I often look at ways to supplement my income and gild the coffers. My current madcap idea is a walking tour of St Albans, where punters could sample the delights of the gaol house (backdrop to the opening of Porridge), and the chance to walk in the footsteps of alleged residents including Dappy, Rupert Grint and Gino De Campo. I envision the walk being capped off with tea and cakes in the cathedral with the comedy legend that is Charlie Chuckle as he passes the Battenberg from me to you to me to you etc. etc.

As a purveyor of the outlandish, I wrote a column last year about eccentric enterprise including cheese rolling, Brompton bike racing and pork pie eating. Having undertaken further detailed primary research I surmised that the popularity of these obscure events are despite UK parking issues that are not conducive for a day out with the family. I am therefore now searching further afield for some obscure excitement.

One that is certainly off the list, for varying reasons that will become apparent, is the Turkish Avanos hair museum. Temptingly located in some bloke called Gallip’s basement, he has ‘lovingly’ collected 16,000 locks of women’s hair. This curious concept throws up a series of questions, none of which I can be bothered with. In summation I think it’s fair to say the musuem is best avoided.

A popular attraction in Iceland is currently the Reykjavik phallus museum which has left the owner as the tourism cock of the walk. Phalluses from mammals have been lovingly collated and preserved in a formaldehyde type solution for punters to admire and feel extremely inadequate about. Suffice to say, Icelandic bank managers, as has been proven, are a little more liberal in where they choose to spread their start up seed capital.

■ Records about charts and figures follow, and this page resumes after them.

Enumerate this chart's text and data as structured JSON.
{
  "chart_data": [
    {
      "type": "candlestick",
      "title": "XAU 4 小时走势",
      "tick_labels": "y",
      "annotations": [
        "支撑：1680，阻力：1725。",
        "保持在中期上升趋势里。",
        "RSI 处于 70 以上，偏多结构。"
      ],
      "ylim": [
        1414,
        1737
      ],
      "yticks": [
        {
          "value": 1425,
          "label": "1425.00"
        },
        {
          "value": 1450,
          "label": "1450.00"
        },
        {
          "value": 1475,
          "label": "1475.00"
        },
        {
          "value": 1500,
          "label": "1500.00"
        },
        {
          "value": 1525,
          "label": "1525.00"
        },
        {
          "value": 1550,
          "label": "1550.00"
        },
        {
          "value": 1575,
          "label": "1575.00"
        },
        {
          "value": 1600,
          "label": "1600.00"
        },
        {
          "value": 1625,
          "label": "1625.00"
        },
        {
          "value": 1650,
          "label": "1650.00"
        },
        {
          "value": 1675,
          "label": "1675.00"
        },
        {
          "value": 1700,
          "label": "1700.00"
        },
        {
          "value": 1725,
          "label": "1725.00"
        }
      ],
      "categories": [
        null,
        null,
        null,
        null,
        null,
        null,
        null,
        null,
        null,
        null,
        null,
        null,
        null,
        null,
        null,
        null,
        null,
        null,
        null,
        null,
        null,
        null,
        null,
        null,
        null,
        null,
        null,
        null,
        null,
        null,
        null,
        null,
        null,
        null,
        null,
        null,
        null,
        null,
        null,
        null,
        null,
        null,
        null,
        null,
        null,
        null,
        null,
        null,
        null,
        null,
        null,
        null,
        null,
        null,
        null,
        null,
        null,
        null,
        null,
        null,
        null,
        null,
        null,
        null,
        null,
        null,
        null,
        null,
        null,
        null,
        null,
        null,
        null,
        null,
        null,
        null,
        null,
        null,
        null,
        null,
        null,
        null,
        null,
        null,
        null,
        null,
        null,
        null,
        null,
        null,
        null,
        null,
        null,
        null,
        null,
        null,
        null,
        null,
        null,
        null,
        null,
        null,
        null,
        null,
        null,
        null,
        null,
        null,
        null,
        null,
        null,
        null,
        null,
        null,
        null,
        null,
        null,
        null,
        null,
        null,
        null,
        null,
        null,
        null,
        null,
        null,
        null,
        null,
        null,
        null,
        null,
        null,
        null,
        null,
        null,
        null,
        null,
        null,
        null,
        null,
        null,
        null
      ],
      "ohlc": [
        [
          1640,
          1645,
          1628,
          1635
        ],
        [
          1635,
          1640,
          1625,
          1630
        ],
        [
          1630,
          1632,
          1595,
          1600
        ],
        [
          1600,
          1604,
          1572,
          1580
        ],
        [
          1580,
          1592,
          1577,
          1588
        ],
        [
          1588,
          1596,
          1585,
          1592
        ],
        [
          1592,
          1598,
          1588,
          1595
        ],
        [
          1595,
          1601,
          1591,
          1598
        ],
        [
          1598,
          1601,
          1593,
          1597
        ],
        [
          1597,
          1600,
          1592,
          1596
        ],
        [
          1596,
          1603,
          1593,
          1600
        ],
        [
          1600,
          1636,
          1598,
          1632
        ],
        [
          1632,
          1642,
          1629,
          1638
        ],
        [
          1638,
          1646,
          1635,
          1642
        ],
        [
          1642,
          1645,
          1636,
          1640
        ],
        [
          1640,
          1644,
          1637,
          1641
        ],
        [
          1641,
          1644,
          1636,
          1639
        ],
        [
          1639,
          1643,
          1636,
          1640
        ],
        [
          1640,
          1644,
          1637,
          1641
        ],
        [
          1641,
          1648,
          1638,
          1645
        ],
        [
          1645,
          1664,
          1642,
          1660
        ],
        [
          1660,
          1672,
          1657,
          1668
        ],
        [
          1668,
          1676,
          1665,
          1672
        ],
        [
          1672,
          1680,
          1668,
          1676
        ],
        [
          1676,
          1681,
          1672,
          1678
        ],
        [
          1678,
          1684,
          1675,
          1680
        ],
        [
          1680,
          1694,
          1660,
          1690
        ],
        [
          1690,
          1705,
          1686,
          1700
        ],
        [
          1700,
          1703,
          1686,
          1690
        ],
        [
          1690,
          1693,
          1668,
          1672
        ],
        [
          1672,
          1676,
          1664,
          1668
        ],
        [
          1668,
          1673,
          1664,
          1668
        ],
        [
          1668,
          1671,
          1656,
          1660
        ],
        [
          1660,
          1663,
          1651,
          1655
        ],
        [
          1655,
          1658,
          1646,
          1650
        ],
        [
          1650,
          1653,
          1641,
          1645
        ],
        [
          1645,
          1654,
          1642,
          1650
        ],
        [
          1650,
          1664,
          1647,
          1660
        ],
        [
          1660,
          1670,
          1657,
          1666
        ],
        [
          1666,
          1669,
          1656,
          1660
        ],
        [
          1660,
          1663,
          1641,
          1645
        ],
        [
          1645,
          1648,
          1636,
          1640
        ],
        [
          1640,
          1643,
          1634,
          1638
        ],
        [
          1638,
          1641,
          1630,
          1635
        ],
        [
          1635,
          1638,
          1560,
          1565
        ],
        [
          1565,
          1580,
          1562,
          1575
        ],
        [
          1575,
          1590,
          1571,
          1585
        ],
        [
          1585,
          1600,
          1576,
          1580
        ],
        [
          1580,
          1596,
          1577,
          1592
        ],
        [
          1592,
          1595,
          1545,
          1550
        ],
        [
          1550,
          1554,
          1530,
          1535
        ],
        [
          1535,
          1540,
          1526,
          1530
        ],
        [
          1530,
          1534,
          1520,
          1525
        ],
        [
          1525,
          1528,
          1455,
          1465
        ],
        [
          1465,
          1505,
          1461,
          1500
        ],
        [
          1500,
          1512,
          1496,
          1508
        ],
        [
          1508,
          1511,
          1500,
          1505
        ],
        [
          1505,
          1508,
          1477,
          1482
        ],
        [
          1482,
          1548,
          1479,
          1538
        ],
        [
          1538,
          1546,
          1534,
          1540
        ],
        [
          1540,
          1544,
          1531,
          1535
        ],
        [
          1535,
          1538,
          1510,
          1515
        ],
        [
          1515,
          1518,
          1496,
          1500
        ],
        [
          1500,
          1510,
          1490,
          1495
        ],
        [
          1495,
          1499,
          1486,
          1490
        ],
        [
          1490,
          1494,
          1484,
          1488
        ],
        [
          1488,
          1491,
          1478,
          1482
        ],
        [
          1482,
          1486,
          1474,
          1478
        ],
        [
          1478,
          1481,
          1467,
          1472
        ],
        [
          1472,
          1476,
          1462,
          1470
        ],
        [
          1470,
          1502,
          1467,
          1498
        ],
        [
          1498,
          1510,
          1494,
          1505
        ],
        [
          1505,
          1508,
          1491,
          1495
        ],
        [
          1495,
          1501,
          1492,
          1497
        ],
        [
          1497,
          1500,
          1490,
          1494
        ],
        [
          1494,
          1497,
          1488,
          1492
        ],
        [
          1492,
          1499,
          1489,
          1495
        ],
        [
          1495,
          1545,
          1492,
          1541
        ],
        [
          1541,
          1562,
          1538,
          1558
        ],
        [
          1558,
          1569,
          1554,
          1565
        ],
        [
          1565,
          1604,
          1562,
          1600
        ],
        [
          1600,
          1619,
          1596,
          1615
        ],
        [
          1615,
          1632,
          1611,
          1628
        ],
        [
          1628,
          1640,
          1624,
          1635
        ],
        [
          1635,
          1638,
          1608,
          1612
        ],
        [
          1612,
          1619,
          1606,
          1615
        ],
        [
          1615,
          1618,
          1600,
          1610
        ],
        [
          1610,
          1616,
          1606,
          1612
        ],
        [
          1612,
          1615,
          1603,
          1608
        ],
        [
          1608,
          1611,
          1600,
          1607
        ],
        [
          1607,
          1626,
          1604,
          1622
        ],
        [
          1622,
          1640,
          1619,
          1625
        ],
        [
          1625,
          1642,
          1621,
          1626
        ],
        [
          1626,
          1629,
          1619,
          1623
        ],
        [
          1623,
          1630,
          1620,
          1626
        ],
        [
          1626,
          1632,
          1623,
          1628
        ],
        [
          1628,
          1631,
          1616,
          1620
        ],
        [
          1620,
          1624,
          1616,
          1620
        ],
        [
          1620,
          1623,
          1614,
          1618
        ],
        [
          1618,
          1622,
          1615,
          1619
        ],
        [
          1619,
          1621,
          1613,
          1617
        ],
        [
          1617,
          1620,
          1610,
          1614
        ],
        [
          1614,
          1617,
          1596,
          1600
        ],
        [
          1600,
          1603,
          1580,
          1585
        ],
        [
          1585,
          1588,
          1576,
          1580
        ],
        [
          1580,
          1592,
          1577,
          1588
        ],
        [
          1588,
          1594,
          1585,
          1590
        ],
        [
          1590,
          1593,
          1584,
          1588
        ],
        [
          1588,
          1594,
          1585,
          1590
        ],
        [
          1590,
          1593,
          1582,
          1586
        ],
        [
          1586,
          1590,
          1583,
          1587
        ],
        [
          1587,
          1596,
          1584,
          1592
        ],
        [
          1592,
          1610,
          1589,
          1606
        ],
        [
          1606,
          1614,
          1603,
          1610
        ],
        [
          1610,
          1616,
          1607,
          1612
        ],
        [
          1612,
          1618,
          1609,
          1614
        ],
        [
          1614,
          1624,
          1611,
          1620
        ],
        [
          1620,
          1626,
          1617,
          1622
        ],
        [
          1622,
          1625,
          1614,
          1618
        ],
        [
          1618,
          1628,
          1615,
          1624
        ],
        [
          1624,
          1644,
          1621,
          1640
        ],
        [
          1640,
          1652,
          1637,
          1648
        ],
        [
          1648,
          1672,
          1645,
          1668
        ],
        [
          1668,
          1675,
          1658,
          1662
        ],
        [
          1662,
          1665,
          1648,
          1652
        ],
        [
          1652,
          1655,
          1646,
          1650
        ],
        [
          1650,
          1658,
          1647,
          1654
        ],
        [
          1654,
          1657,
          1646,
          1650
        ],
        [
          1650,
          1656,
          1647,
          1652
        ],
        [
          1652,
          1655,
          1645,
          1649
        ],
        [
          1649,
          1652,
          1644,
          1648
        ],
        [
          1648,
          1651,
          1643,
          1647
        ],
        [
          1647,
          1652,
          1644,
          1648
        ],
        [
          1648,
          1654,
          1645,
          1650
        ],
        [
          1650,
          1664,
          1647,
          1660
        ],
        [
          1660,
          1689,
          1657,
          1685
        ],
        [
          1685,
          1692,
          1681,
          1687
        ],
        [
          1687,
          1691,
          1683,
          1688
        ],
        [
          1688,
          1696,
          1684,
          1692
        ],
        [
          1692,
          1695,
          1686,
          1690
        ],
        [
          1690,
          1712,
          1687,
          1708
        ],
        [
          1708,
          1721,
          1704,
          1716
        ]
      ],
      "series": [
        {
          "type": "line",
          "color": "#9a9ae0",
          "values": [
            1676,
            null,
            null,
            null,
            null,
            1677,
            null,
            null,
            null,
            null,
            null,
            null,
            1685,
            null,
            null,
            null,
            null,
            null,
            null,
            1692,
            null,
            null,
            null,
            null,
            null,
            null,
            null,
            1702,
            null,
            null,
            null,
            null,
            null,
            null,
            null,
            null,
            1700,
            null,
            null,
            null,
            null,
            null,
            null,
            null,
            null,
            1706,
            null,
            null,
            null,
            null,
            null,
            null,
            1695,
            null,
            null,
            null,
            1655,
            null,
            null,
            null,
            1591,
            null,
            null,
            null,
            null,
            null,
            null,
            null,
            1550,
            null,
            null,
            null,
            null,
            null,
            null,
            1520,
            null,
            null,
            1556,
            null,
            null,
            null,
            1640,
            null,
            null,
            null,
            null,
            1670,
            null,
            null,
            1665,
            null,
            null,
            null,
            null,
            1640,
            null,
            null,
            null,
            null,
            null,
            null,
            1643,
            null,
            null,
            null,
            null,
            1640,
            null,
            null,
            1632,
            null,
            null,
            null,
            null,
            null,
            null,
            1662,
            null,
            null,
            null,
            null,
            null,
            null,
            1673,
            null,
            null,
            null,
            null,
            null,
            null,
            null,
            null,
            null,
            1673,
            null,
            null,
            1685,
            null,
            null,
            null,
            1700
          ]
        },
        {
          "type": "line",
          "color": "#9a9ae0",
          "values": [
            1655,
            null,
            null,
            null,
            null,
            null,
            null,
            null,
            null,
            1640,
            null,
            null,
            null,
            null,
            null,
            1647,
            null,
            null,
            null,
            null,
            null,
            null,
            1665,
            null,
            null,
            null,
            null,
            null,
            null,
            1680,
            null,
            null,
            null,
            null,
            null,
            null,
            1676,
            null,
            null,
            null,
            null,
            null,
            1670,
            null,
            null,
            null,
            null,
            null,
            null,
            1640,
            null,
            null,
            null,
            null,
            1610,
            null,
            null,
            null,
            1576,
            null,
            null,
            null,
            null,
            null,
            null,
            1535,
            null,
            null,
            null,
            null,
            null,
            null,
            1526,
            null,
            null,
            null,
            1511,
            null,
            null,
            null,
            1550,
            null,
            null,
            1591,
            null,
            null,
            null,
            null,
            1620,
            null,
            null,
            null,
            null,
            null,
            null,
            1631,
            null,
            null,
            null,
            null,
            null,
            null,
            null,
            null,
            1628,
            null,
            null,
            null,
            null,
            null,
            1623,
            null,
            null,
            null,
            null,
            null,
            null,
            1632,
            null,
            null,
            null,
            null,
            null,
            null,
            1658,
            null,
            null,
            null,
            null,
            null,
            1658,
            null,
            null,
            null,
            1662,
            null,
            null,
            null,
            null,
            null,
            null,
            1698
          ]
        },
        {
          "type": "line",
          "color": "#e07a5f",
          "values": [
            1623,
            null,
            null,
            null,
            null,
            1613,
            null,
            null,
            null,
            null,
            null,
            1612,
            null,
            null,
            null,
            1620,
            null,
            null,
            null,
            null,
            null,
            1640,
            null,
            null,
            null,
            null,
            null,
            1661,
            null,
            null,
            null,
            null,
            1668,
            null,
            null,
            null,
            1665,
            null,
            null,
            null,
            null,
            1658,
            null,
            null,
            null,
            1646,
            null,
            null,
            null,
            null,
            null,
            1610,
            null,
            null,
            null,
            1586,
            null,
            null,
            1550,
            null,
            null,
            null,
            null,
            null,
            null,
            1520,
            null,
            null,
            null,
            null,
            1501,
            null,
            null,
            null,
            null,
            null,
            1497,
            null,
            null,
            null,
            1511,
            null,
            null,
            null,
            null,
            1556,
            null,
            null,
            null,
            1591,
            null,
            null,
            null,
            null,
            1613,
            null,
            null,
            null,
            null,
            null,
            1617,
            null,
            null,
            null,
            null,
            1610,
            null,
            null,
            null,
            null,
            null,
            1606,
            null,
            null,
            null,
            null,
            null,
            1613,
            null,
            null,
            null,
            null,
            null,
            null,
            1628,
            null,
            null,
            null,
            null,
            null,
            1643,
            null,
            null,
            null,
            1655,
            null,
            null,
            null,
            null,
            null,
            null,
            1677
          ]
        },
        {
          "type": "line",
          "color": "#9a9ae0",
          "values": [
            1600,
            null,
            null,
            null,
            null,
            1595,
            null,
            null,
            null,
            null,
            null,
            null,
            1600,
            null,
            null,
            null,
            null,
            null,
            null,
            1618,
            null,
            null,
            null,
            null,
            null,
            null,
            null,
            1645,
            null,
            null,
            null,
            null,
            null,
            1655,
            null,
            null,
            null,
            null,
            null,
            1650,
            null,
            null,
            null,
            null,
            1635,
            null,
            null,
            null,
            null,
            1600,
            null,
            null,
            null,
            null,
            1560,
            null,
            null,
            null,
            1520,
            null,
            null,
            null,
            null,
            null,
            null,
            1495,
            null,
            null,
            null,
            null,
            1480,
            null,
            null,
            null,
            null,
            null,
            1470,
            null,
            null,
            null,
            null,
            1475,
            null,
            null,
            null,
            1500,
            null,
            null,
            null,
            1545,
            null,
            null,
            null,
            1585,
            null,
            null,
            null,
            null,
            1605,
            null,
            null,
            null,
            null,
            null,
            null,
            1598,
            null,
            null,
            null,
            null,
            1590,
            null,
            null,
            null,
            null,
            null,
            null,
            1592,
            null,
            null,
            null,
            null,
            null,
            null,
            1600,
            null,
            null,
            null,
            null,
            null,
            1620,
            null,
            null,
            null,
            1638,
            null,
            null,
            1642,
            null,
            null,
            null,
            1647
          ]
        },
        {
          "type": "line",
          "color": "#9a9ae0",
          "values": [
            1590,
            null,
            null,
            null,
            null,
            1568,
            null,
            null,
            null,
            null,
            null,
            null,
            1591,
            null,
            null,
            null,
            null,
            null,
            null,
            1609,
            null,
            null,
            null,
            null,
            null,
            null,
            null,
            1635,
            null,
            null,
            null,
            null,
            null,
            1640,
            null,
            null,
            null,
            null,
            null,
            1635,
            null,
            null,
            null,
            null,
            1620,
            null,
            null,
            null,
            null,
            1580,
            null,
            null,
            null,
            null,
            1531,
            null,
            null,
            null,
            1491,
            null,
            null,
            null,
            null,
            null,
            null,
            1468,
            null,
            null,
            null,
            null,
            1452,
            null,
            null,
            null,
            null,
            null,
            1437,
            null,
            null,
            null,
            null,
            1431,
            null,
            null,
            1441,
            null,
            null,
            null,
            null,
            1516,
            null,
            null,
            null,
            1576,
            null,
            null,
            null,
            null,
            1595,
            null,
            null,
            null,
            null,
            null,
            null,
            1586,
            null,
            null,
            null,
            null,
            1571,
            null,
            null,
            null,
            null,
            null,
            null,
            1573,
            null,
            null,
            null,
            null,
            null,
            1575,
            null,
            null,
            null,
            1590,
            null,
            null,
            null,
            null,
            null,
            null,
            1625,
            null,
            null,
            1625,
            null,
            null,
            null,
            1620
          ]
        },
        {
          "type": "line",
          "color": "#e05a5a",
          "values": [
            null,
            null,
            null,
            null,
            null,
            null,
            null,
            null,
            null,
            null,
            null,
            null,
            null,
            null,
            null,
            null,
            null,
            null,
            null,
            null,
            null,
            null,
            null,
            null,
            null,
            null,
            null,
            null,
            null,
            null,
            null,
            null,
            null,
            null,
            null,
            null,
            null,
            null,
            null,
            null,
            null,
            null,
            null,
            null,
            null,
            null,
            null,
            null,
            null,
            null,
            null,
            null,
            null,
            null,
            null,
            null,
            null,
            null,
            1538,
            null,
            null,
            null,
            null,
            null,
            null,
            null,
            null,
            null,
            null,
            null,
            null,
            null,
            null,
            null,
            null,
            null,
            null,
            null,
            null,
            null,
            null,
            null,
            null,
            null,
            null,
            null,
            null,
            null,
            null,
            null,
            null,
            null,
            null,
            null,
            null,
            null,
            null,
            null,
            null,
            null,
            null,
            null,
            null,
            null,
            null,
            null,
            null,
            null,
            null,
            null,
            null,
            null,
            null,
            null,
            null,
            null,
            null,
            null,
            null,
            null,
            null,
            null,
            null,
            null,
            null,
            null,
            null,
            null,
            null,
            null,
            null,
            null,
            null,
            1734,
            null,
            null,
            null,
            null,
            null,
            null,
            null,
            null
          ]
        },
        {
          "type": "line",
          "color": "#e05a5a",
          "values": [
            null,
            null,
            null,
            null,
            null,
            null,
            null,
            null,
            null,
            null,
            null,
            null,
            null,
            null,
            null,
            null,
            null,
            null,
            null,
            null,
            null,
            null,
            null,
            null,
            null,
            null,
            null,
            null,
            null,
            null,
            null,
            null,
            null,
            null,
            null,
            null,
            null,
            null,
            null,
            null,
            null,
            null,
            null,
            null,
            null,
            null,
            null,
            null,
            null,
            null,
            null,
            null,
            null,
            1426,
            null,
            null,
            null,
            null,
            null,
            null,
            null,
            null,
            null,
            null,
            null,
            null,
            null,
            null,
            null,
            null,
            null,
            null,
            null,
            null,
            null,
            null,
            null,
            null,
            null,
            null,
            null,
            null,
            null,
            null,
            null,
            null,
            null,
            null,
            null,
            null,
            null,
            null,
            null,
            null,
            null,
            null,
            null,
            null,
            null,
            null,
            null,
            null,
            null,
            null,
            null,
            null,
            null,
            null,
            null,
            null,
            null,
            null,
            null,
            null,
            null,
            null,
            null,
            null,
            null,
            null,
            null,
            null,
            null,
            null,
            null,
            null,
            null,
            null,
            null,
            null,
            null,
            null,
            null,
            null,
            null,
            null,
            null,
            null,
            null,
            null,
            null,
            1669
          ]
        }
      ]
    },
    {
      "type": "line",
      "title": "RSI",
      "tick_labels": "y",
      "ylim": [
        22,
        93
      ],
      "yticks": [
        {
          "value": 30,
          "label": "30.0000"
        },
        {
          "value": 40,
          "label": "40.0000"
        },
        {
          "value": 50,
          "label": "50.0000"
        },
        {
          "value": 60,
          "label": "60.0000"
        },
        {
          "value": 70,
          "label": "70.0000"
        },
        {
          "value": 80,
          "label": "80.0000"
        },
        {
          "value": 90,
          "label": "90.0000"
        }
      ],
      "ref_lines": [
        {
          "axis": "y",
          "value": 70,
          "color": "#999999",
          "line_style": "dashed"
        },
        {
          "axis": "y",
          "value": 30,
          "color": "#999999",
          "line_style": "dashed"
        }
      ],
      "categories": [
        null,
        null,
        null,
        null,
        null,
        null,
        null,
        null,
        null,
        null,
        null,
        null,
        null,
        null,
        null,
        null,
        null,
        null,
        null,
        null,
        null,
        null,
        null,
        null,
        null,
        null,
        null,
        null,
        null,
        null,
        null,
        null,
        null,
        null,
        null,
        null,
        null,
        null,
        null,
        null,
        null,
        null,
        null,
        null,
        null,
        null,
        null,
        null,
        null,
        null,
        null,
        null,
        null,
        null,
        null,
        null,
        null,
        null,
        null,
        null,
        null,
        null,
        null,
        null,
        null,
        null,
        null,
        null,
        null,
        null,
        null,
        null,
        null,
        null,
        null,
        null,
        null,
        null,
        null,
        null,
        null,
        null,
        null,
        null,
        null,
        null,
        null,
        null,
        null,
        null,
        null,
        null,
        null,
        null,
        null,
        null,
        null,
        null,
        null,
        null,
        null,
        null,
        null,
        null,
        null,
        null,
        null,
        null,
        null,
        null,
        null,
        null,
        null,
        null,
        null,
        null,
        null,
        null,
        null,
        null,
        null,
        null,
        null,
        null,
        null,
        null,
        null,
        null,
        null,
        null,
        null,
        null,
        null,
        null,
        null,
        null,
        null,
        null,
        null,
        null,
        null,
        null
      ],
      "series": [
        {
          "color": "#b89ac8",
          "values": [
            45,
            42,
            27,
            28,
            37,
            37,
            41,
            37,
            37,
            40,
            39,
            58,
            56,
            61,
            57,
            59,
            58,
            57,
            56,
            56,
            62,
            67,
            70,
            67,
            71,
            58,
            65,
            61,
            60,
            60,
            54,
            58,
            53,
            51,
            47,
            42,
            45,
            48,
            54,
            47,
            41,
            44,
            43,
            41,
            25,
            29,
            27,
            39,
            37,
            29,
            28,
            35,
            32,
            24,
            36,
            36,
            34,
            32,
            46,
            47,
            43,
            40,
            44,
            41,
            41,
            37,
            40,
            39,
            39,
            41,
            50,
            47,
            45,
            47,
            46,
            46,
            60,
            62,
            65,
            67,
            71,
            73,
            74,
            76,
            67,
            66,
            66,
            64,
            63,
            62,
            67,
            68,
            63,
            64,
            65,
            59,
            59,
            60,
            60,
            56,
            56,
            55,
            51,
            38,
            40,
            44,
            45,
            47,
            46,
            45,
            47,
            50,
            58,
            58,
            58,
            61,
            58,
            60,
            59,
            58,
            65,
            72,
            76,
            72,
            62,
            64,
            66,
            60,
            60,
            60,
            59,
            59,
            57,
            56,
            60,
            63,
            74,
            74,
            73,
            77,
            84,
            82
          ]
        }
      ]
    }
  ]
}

Now, treading tentatively so as not to again upset reader ‘Mr Ribble’, who is not partial to my referencing alcohol and bad behaviour in my columns, I feel I must, in an informative manner, let you know about the existence of the Starkenberger beer pools in Austria. The brewery has seven 13-foot swimming pools, each filled with 42,000 pints of beer in which to have a soak. The beer is stale, you are at risk of a yeast infection and you could no doubt urinate in it without any redress. Obviously that type of behaviour would be shocking and I don’t condone it in any shape or form, kids.

The Croatian museum of broken relationships contains artefacts of the very same (whatever they may be…decree absolute anyone?), however the most bizarre must be the Nose Academy in Lund, Sweden. This is of personal interest as, despite strangers believing I look like Gregg Wallace, my youngest daughter Millie nicknames me 'Gru’ of Despicable Me fame because of the size of my hooter. The Nose Academy features plaster casts of 100 Swedish people’s noses. A strange idea, but not to be sniffed at.

I think I’ll stick with the walking tour enterprise. Other rich cultural St Albans attractions include former residents Benny Hill and Donovan and current ones including David Essex and S Club 7’s Paul Cattermole. We may even take a detour via St Columba’s school, former learning seat of Sacha Baron Cohen, aka Ali G. Now that would be wicked. You get me? Westside. Aiiii.